NASA CAPSTONE mission was set to launch today, but got delayed. Here’s what NASA said about the CAPSTONE launch to the Moon.
Bad news. NASA’s CAPSTONE mission just got delayed! According to the schedule, the CAPSTONE mission was slated to launch today, June 27. It was planned to board a Rocket Lab Electron rocket from the company’s Launch Complex 1 in Mahia, New Zealand. The launch has been delayed to allow more time to check its Rocket Lab booster for flight. The mission has been delayed a couple of times since 2021. Earlier, it was due to COVID-19 pandemic issues and now, NASA delayed it due to the need for more checks on the Rocket Lab booster.
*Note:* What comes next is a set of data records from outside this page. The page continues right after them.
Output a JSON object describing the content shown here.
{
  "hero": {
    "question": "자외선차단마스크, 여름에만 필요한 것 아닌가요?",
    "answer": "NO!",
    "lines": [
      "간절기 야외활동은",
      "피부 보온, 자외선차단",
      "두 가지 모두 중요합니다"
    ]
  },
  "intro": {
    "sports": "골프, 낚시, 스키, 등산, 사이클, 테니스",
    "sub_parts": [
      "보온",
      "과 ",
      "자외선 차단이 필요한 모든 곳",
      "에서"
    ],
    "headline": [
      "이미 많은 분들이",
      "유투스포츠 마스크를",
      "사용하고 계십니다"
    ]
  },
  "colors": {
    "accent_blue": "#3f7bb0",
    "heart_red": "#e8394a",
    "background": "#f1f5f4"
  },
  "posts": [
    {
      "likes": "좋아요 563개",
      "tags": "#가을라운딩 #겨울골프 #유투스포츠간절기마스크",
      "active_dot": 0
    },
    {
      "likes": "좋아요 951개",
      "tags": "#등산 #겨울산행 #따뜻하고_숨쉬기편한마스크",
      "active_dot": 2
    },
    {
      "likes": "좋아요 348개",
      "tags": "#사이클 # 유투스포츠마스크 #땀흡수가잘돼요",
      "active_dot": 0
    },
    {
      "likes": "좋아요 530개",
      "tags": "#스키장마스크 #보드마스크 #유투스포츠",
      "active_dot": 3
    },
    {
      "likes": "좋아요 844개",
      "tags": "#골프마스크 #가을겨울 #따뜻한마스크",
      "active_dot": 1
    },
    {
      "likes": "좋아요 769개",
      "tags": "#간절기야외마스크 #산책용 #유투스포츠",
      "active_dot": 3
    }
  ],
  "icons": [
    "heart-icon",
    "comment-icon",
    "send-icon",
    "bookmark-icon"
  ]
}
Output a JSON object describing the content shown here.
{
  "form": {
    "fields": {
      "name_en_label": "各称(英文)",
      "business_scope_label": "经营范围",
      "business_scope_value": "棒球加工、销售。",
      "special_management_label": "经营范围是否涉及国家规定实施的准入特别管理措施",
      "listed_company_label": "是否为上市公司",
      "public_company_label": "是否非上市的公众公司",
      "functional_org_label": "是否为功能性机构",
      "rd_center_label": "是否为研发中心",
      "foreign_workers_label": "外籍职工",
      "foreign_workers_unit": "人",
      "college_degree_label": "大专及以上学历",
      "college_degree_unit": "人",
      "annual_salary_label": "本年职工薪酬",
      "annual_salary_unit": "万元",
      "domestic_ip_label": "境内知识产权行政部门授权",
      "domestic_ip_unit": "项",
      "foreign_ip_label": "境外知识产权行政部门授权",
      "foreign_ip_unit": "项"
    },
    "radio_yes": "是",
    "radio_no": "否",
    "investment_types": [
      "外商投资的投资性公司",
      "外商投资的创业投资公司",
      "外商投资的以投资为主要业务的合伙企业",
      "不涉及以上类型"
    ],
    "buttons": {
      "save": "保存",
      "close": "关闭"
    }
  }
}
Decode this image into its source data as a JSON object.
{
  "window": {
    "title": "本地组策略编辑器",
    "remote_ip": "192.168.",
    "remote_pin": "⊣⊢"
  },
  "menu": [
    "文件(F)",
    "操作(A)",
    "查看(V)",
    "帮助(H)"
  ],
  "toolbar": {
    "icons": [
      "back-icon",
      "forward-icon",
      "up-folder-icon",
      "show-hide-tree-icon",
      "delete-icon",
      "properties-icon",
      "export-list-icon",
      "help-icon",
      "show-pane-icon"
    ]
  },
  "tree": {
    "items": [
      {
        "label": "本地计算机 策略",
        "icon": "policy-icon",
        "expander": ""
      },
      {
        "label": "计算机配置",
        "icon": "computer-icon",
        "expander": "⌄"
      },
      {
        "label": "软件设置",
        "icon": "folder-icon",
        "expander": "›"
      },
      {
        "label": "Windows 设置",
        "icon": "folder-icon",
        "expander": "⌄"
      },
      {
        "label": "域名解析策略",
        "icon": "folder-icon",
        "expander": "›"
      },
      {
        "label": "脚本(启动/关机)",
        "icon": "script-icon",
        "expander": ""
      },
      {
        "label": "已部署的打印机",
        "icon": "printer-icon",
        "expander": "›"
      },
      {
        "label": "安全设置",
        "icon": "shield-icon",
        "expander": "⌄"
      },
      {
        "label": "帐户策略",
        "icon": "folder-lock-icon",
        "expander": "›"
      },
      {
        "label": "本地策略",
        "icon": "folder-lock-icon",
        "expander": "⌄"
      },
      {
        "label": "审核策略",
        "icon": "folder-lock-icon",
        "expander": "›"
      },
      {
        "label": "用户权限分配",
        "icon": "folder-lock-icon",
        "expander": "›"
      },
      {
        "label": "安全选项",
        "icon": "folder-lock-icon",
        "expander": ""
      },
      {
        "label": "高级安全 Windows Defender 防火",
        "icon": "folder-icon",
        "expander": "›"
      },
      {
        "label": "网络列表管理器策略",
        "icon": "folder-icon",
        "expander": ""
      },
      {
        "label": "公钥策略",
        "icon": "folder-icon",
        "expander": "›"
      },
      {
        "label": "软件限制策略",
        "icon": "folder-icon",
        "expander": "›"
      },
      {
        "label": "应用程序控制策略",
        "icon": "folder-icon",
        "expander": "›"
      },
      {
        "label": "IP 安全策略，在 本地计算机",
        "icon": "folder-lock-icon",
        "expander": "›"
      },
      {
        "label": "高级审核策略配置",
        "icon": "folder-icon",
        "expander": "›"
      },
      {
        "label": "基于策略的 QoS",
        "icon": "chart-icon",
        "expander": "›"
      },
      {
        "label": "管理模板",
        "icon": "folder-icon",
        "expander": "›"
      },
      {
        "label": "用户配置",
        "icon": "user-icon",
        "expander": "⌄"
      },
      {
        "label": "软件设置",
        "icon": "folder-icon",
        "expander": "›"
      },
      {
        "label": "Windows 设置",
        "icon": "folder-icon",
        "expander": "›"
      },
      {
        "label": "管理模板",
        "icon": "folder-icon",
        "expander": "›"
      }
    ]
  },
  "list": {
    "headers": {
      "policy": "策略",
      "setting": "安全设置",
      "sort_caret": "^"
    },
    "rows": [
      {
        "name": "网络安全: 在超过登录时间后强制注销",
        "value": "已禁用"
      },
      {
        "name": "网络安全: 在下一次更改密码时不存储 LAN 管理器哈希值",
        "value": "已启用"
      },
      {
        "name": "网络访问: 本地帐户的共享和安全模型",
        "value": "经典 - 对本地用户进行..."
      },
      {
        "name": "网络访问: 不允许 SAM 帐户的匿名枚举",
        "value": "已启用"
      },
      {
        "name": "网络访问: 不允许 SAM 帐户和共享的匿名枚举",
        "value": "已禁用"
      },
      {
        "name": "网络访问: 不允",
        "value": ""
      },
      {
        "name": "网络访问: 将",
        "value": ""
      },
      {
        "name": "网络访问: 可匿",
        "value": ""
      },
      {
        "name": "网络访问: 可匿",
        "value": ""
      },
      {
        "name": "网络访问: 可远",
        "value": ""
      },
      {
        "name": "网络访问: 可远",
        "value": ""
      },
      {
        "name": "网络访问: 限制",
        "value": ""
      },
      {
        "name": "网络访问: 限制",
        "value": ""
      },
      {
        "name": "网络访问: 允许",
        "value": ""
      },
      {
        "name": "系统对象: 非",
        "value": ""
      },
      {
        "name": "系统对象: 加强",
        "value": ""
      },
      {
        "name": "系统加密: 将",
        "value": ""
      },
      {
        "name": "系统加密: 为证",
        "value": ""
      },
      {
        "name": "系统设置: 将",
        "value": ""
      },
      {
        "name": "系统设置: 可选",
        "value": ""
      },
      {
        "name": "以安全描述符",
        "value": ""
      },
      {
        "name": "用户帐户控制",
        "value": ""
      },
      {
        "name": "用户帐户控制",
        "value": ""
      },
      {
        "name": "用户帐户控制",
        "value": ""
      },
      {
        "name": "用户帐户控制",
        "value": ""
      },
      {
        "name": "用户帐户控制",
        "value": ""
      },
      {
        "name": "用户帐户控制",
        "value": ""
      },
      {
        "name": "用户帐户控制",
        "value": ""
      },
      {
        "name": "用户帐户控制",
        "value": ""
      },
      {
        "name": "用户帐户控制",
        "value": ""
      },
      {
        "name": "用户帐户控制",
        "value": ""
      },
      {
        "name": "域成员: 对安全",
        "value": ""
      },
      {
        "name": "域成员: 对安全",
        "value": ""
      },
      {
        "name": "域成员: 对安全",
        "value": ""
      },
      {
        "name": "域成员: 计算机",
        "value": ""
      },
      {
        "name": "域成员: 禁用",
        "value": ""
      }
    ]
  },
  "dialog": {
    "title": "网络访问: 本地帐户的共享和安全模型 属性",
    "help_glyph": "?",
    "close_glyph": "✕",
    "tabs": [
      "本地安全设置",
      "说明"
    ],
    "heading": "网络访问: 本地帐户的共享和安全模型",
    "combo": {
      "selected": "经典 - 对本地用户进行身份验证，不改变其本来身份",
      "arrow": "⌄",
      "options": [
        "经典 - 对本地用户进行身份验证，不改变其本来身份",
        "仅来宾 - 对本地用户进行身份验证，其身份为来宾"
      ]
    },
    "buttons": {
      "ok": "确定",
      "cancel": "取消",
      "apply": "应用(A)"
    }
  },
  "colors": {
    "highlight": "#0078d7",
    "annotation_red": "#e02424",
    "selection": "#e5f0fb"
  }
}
“NASA, Rocket Lab, and Advanced Space are standing down from the June 27 launch attempt for the CAPSTONE mission to the Moon to allow Rocket Lab to perform final systems checks,” NASA said in its latest statement. However, it is also mentioned that the teams are evaluating the weather and other factors to determine the date of the next launch attempt. Within the current period, the next launch opportunity is expected on June 28.
Also read: Looking for a smartphone? To check mobile finder click here. What is the NASA CAPSTONE mission?
CAPSTONE (Cislunar Autonomous Positioning System Technology Operations and Navigation Experiment) is a small 25kg spacecraft that is designed to test a path around the Moon called a near rectilinear halo orbit, and has never been flown before. NASA explained that “the destination for this microwave oven-size CubeSat is a near rectilinear halo orbit (NRHO). That same orbit is planned for Gateway, a multipurpose outpost for long-term lunar missions as part of the agency’s Artemis program.”
If everything goes well, then after the six days of launch, the Photon upper stage will release CAPSTONE into space for the first portion of the spacecraft’s solo flight over four months. Then, CAPSTONE will test the dynamics of the NRHO for at least six months while performing navigation and communications experiments to reduce the risk for future spacecraft.
The mission will also establish innovative spacecraft-to-spacecraft navigation technology and one-way ranging capabilities. This could help future spacecraft to fly near the Moon without the need for communication with Earth. The launch has been delayed, but NASA confirmed that the spacecraft will arrive at its lunar orbit on 13th November 2022, regardless of the launch date within the current period.